A agricultura no Algarve enfrenta estratégias integradas

A gestão das barragens, sob responsabilidade de associações como a de Regantes de Silves, Portimão e Lagoa, oferece um controle mais efetivo sobre o uso da água. Contudo, salienta o diretor geral da Frutas Martinho que “a escassez de água desafia os pomares abastecidos por barragens, contrastando com condições mais favoráveis em explorações que dependem de furos”. Ainda na sua opinião “a agricultura no Algarve enfrenta uma encruzilhada, exigindo estratégias integradas para garantir a sustentabilidade hídrica e a prosperidade dos pomares na região.” Ao abordar soluções, Martinho Santos defende a implementação de projetos antigos, como os transvazes de norte para sul, como uma alternativa mais viável e sustentável do que a dessalinização proposta, e argumenta que “trazer água de regiões excedentes para onde falta, utilizando o potencial do Alqueva, seria mais eficaz e menos oneroso.” Para o empresário, a resposta não está na dessalinização prometida para o centro da região, pois além do custo elevado para a agricultura, alerta para o impacto ambiental negativo que essa tecnologia pode acarretar.

Retirar água do mar não é solução

Uma alternativa apresentada por Martinho Santos é a antiga prática dos transvazes de norte para sul. Argumenta que essa solução, embora tradicional, deveria ter sido concluída há muito tempo. “Retirar água do mar para dessalinização não é apenas dispendioso, mas também resulta na extração de cloreto de sódio (sal), que precisa ser depositado noutro local, gerando um impacto ambiental significativo”, justifica.

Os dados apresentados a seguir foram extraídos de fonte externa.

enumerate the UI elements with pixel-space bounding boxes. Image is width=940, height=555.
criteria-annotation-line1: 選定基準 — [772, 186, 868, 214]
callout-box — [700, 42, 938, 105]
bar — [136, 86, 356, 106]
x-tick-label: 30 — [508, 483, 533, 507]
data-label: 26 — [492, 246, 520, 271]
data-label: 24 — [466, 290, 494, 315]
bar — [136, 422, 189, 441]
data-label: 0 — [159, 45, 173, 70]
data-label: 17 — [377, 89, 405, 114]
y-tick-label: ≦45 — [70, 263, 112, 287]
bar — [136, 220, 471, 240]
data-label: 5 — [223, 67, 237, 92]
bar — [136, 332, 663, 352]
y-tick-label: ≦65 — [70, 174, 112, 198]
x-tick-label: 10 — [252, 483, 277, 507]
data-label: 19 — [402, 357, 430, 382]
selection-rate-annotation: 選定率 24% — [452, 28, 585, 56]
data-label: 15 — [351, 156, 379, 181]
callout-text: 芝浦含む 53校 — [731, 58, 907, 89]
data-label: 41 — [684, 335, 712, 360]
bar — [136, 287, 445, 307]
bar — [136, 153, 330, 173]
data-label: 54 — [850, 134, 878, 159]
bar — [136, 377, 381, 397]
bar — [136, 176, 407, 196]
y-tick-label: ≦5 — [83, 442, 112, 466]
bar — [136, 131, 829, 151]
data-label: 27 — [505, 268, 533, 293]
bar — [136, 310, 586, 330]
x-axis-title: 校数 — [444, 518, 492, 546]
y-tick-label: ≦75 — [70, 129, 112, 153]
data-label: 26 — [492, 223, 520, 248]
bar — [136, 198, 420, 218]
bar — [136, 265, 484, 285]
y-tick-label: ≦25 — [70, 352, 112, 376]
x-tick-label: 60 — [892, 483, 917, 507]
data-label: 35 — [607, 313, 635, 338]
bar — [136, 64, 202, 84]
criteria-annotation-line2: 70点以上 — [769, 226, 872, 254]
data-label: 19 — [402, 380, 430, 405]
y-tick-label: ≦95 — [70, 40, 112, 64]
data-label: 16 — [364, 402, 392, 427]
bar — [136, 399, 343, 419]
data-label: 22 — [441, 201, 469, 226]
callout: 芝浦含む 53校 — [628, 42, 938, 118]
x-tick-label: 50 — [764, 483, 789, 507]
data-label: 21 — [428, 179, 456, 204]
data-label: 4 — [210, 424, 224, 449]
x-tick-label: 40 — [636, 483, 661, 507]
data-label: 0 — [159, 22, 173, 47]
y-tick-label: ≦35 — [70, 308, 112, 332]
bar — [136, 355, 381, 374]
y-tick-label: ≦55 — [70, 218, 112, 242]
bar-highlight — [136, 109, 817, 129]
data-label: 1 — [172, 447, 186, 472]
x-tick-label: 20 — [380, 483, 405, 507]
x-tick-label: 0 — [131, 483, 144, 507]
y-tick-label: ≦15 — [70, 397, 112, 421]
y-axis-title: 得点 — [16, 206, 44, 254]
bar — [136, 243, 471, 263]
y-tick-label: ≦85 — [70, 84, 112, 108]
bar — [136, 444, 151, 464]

O produtor de citrinos salienta a necessidade de uma revisão profunda da política agrícola, com especial atenção para a agricultura algarvia, e adverte que a falta de medidas adequadas pode levar à transformação do Algarve num deserto, reforçando a importância dos governantes considerarem seriamente a sustentabilidade hídrica na região. Nas palavras do nosso entrevistado ecoa o apelo por uma abordagem mais holística e cuidadosa na gestão hídrica do Algarve, instando os líderes a repensarem as estratégias propostas e a considerarem alternativas mais sustentáveis para garantir o futuro hídrico da região.

Os citricultores fazem uma irrigação otimizada, minimizando perdas por evaporação

O citricultor algarvio destaca a avançada automatização na produção de citrinos, equiparando-se aos padrões de eficiência de outras regiões globais. Por exemplo o uso de sistemas de rega gota a gota, aliado a estações meteorológicas, resulta numa irrigação otimizada, minimizando perdas por evaporação. Martinho Santos refere a importância do compromisso diário necessário para manter a qualidade, abrangendo práticas como fertilização, tratamentos fitossanitários, controle de infestantes e ainda a poda e limpeza das árvores.

O entrevistado destaca ainda o enrelvamento como prática crucial, não apenas para combater pragas, mas também para conservar o solo, introduzir matéria orgânica e preservar a humidade. Na sua opinião a retirada de substâncias ativas do mercado, embora positiva para o meio ambiente, coloca os agricultores europeus em desvantagem competitiva.

Também a problemática dos defeitos epidérmicos nos frutos é abordada pelo produtor, destacando a sensibilização do consumidor para reduzir o desperdício alimentar. Martinho ressalta a importância de reconhecer a qualidade intrínseca dos produtos, mesmo que apresentem imperfeições visuais.

Abordagens biológicas pela ausência de substâncias ativas

O citricultor expressa a preocupação com novas pragas, como uma trip recentemente detetada em Portugal, já que a ausência de substâncias ativas para o tratamento exige abordagens biológicas, aumentando os custos de produção que eventualmente impactam o consumidor final. O empresário deixa um apelo ao consumidor para valorizar produtos com “defeitos” visuais insignificantes, ressaltando que estes não comprometem a qualidade nem a segurança alimentar. O nosso entrevistado fala ainda do papel da Frutas Martinho no mercado, ao revelar uma produção anual de 20 milhões de quilos de citrinos, sendo a laranja responsável por 80% dessa produção, destacando a importância da Indicação Geográfica Protegida (IGP) e do Programa de Certificação Agrícola (GLOBALG.A.P) para a qualidade das laranjas da região.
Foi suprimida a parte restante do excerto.